News Release

A Common Microbe Could Help To Trigger Alzheimers

Reports and Proceedings

New Scientist

Could A Simple Course Of Antibiotics Protect You From Alzheimer's Disease?

A COMMON microbe could help to trigger Alzheimer's disease, say researchers in the US. If true, their controversial claim could turn the multimillion-dollar field of Alzheimer's research on its head and force a rethink on how to prevent the disease.

The microbe in question is Chlamydia pneumoniae, which is spread by coughs and sneezes. By the age of 20, half the population have been infected with C. pneumoniae, and the likelihood of being infected increases with age. The bacterium has already been accused of triggering atherosclerosis-blocked arteries that can lead to heart attacks ("Can you catch a heart attack?", New Scientist, 8 June 1996, p 38).

Alan Hudson at Wayne State University in Detroit and his colleagues did postmortems on the brains of 19 Alzheimer's patients and 19 people of the same age who had died of other causes. They found signs of C. pneumoniae in 17 of the Alzheimer's sufferers, in the hippocampus and temporal cortex. These are the parts of the brain which usually sustain most damage in Alzheimer's disease.

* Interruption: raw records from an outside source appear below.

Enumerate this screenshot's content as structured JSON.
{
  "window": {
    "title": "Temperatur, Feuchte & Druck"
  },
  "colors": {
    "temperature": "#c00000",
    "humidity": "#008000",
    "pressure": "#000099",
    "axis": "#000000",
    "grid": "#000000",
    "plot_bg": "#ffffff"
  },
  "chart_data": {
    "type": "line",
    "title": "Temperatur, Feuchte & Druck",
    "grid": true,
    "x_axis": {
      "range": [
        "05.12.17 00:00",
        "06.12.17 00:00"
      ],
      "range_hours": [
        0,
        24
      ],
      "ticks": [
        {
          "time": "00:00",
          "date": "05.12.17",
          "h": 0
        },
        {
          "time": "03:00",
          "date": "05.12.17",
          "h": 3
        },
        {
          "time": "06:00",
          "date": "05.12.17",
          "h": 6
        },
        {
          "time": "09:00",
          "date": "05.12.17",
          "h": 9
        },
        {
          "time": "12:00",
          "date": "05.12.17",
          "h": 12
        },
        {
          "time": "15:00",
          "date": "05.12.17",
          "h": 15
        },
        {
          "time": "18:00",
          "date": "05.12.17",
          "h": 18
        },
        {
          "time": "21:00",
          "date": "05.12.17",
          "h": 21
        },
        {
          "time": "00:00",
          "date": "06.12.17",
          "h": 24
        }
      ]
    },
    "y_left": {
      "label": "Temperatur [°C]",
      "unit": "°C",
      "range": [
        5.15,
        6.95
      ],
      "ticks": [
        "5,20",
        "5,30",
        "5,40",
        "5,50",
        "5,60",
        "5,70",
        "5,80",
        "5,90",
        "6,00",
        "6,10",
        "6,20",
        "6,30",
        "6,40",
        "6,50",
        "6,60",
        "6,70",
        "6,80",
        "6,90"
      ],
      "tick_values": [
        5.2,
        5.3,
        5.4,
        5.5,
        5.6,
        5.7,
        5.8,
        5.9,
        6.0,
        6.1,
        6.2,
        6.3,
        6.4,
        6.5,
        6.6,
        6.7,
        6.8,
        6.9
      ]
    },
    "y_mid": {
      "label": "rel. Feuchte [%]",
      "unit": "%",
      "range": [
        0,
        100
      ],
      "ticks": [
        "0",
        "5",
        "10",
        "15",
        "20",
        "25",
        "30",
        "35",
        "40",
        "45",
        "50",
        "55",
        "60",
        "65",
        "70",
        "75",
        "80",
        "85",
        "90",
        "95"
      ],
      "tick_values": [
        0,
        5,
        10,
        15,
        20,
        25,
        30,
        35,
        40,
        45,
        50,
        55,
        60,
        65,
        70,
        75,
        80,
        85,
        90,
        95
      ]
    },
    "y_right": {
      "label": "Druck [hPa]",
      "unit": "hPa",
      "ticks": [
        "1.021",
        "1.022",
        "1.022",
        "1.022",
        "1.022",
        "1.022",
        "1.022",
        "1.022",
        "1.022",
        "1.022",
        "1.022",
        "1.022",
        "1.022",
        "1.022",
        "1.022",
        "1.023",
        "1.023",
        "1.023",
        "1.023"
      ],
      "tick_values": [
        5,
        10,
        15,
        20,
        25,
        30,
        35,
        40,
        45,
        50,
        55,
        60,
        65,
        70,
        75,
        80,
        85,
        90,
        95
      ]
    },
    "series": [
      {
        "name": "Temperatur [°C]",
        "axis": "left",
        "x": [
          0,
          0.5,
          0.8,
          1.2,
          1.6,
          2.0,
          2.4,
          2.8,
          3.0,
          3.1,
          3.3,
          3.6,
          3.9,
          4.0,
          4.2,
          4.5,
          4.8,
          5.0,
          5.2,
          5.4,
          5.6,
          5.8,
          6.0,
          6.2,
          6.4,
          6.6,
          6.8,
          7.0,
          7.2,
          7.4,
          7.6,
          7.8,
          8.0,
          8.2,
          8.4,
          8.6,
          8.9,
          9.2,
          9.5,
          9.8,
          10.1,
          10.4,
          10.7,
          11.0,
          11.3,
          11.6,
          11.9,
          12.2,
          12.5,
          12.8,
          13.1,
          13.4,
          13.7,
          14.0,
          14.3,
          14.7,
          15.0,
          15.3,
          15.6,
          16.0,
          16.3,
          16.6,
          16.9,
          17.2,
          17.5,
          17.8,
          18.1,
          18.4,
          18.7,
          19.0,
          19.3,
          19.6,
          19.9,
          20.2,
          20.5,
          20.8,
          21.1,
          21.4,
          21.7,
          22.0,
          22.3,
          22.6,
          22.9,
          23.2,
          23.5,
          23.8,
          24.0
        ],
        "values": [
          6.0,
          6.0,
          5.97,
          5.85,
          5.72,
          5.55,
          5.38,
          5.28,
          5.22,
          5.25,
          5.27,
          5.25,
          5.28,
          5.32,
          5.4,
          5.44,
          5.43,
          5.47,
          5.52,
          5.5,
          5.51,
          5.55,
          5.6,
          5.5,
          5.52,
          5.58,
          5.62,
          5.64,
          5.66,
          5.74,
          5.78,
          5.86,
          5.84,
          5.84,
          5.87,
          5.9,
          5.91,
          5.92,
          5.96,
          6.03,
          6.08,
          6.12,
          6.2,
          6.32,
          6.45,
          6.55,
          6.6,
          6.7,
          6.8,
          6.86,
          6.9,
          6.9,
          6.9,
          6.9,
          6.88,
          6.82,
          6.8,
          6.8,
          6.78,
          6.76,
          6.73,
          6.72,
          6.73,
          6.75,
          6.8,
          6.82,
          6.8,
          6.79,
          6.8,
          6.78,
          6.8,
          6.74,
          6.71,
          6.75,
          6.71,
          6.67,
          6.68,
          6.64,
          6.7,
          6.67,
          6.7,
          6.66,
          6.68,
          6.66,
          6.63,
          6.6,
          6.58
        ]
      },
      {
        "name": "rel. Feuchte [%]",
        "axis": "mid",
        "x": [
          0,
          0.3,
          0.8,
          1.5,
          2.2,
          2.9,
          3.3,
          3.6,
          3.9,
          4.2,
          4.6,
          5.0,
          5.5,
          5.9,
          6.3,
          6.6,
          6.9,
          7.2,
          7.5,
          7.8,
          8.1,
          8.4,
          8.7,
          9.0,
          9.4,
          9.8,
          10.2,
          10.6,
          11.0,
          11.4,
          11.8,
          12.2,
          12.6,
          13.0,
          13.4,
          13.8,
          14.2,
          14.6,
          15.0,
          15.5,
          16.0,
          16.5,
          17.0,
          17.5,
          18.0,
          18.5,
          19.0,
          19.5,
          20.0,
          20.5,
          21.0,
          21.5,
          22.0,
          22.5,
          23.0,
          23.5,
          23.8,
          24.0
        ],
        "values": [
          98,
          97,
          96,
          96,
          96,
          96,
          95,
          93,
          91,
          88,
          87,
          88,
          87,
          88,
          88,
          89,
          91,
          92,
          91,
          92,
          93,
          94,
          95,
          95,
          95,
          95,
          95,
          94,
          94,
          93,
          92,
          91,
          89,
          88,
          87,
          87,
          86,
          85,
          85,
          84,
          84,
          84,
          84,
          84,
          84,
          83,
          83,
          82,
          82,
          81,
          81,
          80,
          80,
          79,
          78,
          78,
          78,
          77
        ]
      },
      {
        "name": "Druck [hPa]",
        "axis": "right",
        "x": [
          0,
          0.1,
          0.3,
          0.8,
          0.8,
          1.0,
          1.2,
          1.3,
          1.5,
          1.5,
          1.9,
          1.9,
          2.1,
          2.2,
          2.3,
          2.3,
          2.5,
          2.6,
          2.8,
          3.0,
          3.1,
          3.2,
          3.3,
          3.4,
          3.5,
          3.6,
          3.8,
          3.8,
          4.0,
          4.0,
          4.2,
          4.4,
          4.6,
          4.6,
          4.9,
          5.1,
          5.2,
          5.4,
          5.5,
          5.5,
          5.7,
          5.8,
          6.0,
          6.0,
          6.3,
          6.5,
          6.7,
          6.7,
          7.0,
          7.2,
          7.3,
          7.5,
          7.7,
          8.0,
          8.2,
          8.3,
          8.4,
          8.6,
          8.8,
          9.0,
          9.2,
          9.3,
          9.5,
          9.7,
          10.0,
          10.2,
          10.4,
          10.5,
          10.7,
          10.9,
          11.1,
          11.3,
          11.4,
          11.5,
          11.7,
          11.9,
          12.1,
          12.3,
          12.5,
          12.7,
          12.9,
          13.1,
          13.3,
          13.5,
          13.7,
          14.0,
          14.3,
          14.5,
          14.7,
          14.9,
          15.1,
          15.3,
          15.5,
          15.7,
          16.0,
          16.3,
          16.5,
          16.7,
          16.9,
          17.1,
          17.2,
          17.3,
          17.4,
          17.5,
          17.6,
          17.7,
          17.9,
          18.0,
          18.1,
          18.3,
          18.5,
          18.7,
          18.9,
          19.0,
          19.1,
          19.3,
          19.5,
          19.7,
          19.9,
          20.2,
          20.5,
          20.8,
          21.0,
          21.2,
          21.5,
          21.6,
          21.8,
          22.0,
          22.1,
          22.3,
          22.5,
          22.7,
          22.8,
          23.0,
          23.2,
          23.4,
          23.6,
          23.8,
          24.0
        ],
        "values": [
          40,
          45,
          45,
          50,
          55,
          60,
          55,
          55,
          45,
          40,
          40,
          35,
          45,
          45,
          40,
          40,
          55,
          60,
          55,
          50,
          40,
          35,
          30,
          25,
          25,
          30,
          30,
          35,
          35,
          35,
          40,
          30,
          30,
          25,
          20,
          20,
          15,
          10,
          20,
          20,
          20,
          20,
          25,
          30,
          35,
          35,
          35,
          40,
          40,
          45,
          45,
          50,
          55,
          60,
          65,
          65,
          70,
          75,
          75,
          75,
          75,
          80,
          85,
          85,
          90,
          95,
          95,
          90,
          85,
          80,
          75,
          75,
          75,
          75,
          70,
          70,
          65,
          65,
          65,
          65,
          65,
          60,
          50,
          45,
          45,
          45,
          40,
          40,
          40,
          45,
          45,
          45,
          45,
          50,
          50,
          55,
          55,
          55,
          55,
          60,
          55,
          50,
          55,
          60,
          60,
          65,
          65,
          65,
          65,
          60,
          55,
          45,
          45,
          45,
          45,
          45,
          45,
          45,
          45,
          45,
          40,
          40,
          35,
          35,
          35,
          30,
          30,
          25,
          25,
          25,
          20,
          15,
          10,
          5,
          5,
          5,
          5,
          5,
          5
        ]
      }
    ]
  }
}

Unaffected areas of the brain were much less likely to harbour the bacterium. The bacterium turned up in the brain of only one of the non-Alzheimer's patients.

The team also managed to culture the microbe from two of the affected brains, showing that the organism was still alive rather than a long-dead bystander (Medical Microbiology and Immunology, vol 187, p 23).

C. pneumoniae's presence in the diseased brains does not mean that it cause Alzheimer's, the scientists stress. But they think the bacterium may at least be a risk factor. Chlamydia bacteria do cause inflammation when they attack other parts of the body. And the brains of people with Alzheimer's are inflamed and contain high levels of messenger chemicals called cytokines, which trigger inflammation.

Hudson says the bacterium infects microglia and astroglia, the cerebral cousins of scavenger cells called macrophages, and this produces inflammatory cytokines. "It seems reasonably likely that C. pneumoniae could be causing the inflammation," says Hudson.